When Jacob resolved to enter the blaze, his heart froze-Great S'Mol!

-and the Gaon came out just as the arch of blue flame collapsed. "My great brothers in faith-all of us," the Gaon said, and then Jacob rushed forward and embraced their leader. The man had been inside an inferno for many minutes, yet-Jacob could discern-his hair remained un-singed. Even his clothes remained cool.

The fire began to die.

A strange tranquility swept across the Gaon's face. His hand extended to the pair of pitiful corpses at their feet.

"It is done!" Jacob celebrated.

The two men were far less than human now, their flesh having been crudely cut off, their faces flensed. Only the scalps remained, keeping intact the long dirty hair. The upthrust rib cages glistened scarlet, and beneath them no organ remained.

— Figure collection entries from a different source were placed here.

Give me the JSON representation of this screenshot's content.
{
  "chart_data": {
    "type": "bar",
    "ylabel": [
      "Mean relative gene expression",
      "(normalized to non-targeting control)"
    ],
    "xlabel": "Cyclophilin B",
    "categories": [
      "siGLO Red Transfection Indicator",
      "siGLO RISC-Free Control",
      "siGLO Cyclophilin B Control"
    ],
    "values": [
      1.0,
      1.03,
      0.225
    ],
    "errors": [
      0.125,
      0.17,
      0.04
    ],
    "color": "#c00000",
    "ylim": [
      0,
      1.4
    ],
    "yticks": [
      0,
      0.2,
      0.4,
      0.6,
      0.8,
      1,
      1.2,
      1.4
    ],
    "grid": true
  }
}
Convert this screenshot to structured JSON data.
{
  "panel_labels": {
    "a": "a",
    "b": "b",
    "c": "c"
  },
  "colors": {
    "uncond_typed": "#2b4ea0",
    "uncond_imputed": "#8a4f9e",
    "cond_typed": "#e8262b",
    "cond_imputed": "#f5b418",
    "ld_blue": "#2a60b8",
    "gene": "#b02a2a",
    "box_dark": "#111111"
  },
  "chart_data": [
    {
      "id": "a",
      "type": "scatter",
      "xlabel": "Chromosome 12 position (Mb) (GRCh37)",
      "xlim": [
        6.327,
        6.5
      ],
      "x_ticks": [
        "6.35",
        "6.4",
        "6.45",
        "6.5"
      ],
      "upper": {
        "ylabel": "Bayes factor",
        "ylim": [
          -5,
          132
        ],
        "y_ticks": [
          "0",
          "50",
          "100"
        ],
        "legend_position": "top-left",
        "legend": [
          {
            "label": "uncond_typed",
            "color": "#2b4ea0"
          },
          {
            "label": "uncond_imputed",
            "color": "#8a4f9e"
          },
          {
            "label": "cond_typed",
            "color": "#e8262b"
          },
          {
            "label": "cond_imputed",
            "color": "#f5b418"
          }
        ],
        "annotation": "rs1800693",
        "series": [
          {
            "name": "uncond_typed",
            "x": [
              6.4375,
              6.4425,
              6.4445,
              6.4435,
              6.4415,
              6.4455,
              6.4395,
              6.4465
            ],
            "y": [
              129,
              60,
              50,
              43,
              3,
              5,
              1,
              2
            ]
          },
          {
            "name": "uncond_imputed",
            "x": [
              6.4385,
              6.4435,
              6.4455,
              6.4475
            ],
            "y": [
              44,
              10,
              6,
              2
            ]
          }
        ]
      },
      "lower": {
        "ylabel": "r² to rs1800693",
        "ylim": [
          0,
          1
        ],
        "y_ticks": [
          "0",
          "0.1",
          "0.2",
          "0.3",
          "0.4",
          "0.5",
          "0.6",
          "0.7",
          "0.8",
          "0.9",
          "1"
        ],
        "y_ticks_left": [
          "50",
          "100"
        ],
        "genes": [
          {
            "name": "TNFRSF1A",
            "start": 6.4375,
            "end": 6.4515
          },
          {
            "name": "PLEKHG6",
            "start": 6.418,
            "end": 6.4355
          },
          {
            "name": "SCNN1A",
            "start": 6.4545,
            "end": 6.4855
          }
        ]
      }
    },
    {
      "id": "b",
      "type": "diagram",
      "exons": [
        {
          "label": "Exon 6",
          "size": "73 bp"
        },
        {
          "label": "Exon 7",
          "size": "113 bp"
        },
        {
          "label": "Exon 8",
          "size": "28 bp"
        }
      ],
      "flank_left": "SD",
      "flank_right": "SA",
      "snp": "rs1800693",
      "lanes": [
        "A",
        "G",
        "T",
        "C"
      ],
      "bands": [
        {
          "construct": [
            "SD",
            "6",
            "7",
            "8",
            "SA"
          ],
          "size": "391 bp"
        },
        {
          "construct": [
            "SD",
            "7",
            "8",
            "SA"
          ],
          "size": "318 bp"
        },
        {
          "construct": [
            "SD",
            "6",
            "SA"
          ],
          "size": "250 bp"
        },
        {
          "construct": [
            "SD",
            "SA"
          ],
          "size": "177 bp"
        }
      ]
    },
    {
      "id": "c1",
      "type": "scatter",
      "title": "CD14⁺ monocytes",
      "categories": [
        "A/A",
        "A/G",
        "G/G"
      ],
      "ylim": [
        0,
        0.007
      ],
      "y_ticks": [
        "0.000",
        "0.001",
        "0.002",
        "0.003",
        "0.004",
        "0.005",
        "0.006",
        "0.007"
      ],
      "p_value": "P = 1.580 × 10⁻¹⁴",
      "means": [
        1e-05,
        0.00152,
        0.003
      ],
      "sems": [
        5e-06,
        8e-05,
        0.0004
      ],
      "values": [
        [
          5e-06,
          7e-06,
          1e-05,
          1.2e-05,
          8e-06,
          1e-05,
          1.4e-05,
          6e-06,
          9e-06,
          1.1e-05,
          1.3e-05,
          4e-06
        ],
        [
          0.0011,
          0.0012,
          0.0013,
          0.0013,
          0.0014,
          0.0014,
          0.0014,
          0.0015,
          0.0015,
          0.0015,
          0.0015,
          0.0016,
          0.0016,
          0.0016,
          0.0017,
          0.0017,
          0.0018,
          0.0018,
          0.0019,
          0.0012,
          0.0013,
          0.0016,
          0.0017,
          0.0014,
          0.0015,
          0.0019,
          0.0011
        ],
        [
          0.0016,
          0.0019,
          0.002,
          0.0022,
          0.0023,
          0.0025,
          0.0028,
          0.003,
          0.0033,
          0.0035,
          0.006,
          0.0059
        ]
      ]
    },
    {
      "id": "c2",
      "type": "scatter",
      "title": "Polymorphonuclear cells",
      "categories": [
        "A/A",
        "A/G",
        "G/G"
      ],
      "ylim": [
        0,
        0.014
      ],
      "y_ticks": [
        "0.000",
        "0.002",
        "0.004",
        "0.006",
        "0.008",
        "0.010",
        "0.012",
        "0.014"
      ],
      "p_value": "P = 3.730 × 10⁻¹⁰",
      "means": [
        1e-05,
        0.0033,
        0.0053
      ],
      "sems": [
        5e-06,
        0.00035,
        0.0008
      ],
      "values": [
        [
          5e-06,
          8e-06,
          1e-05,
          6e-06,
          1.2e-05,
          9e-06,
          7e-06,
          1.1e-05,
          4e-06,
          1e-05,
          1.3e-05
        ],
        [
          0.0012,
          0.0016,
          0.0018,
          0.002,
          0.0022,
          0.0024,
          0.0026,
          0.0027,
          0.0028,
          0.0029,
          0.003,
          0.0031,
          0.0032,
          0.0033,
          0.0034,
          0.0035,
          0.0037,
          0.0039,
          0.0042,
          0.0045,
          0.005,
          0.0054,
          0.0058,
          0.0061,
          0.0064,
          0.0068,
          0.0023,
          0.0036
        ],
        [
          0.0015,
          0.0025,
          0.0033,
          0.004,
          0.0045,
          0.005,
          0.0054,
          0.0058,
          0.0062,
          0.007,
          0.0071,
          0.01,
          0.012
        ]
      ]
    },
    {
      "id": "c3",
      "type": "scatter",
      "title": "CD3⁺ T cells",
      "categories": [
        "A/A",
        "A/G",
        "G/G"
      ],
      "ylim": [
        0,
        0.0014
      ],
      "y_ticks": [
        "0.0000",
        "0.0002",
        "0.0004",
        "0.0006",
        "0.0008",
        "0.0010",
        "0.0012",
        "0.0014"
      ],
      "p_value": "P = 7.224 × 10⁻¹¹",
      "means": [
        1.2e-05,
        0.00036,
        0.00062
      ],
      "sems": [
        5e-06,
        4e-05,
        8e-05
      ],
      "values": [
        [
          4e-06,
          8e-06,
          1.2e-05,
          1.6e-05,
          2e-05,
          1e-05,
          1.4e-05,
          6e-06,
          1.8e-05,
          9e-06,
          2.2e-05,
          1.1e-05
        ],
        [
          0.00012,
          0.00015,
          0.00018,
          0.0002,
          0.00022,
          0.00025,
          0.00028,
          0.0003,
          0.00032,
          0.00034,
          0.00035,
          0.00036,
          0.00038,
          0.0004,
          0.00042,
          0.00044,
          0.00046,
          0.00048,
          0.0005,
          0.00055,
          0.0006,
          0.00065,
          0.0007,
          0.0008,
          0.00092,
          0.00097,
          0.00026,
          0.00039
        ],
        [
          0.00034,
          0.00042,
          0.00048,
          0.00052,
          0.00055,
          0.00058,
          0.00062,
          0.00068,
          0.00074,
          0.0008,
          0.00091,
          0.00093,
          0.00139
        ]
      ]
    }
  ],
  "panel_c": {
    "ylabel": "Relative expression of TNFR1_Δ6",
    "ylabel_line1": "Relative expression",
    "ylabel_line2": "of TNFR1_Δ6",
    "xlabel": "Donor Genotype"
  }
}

All those hanks of muscle and all those innards could now be smelled burning under the waning flames. In particular, the aroma of roasting livers hung heavy.

Jacob made hand signals toward the woods, and a horse-drawn wagon arrived swiftly. The corpses were loaded, and the wagon was off.

The Gaon addressed his brethren with a smile. "The time for our vengeance draws ever closer..." The men walked in silence back to town.

II.

The Present Seth awoke feeling different-better-than he could ever recall. He smiled even before his eyes opened, and in that moment of cerebral gray area between sleep and the waking state, he feared that the joy in his heart was corrupt, some cruel dream, and he would groan out of bed to find himself sitting in the middle of an alcoholic's going-nowhere-but-down life. Instead, he awoke, blinked, and thought, It's all true.

He was out of the city for good, gone from all its awful memories of loss and three-day hangovers. He finally had his house out in the country, and he was a self-made millionaire...

And I'm still in love, he added, a state he thought he'd never regain after Helene's death.

Frantic clicking and squeals grew more precise as he came fully awake. Judy sat naked at the desk by the window, her fingers a blur as she shot her way through the next level of the game.

"d.a.m.n-oh! Gotcha!" she exclaimed amid the reports of the Surgical Laser.